Thump-thump-thump. The porter's heart hammered a frantic, erratic rhythm against Asterion's cheek, beating so hard it felt like it might bruise him. The man's chest heaved with shallow, panicked breaths, his muscles tensing rigid as stone.
CLANG.
The first impact was deafening. It wasn't the ring of a duel; it was the ugly, flat noise of heavy steel smashing into bone and armor. Asterion flinched, his tiny body jerking in the porter's grip.

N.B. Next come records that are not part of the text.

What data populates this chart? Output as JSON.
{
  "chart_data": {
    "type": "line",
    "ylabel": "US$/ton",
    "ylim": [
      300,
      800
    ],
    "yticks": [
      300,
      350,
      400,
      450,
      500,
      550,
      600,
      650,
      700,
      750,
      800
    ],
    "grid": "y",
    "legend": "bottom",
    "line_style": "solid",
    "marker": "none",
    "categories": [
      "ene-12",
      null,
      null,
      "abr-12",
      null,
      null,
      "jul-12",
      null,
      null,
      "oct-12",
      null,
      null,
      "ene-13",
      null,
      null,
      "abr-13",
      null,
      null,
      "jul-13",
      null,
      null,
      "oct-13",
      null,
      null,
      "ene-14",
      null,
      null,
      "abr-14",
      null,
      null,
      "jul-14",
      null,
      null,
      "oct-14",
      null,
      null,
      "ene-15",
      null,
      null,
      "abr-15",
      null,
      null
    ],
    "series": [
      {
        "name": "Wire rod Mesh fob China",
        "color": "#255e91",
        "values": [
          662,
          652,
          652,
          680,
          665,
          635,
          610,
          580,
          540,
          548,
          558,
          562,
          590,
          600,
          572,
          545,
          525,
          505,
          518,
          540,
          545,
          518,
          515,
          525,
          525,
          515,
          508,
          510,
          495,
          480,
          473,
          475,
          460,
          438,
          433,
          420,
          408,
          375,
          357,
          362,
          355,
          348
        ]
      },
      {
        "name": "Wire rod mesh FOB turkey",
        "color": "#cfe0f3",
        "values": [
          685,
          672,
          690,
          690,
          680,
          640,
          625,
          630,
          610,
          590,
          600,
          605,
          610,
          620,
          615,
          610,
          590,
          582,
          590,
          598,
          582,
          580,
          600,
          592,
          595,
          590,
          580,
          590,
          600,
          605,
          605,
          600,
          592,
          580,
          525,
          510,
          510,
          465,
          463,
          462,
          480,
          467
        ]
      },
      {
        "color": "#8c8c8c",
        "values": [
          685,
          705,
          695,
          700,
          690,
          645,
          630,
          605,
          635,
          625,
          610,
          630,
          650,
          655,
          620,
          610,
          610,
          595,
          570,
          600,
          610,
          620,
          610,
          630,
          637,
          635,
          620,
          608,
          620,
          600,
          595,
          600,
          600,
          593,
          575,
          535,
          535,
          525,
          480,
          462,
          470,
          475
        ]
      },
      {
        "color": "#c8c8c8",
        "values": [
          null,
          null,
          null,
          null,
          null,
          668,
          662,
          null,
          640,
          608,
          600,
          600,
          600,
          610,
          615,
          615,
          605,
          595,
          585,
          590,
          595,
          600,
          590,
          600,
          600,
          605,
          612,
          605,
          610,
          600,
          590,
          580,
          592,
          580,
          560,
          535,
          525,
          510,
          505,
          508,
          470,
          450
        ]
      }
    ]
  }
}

Then came the wet sounds. He heard a distinct, sickening tearing noise, like wet canvas being ripped apart, followed by a gurgling screech that didn't sound human. Was that a monster dying? Or a man? His analytical mind scrambled to categorize the sounds, but the chaos was overwhelming.
A sharp, violent hiss sizzled through the air, like a high-voltage wire snapping in a storm. The temperature around them spiked instantly. Asterion could smell the sudden, sharp scent of ozone mixing with the copper tang of blood. The priest. It had to be the priest.
The porter stumbled back, his boots scuffing heavily in the dirt, clutching Asterion tighter. The man let out a small, involuntary whimper of fear, a sound that terrified Asterion more than the screams. If the protector was this afraid, what was happening out there?
CRUNCH.
A heavy, sickening thud vibrated through the ground and up through the porter's legs. Something massive had just hit the earth.
The air grew thick with the smell of sulfur and burning meat. The screams became sporadic, then wet and gurgling, until finally, they stopped.
The silence that followed was heavy, broken only by the panting of the surviving knights and the crackle of burning timber.
The porter's grip loosened. Light flooded back into Asterion's vision as he was turned around.
The knights were regrouping. One was badly mutilated, his arm corroded and weeping black ichor. Asterion watched, his eyes wide, as the priest approached with a glowing knife. He cut the arm off.
Then, the miracle happened.
The priest placed his hand on the stump and chanted. Golden light blinded Asterion. When it faded, the arm had grown back.
Asterion's 22-year-old, scientific mind reeled. He tried to apply physics, biology, anything to explain it. Conservation of mass? Energy transfer? Cellular mitosis?
His mind fired off terms, trying to box the phenomenon into rules he understood. But there was no source for that mass. The bone didn't knit; it manifested. It defied entropy.
It wasn't science. It was a cheat code for reality.
The priest stumbled back, exhausted. The knights began to burn the village and the twisted bodies of the monsters.
As the fire crackled, mixing with the foul smell of burning Tainted flesh, Asterion stopped trying to analyze the physics. He realized something far more important.
This power—this "Faith"—was the only thing that mattered. If he could learn it, if he could master this cheat code, he would never be helpless again. He would never have to watch from a basket, blind and terrified, while someone died for him.
He stared at the fire, and for the first time since the farmhouse, he didn't feel just fear. He felt a cold, calculating hunger. He would learn this dance.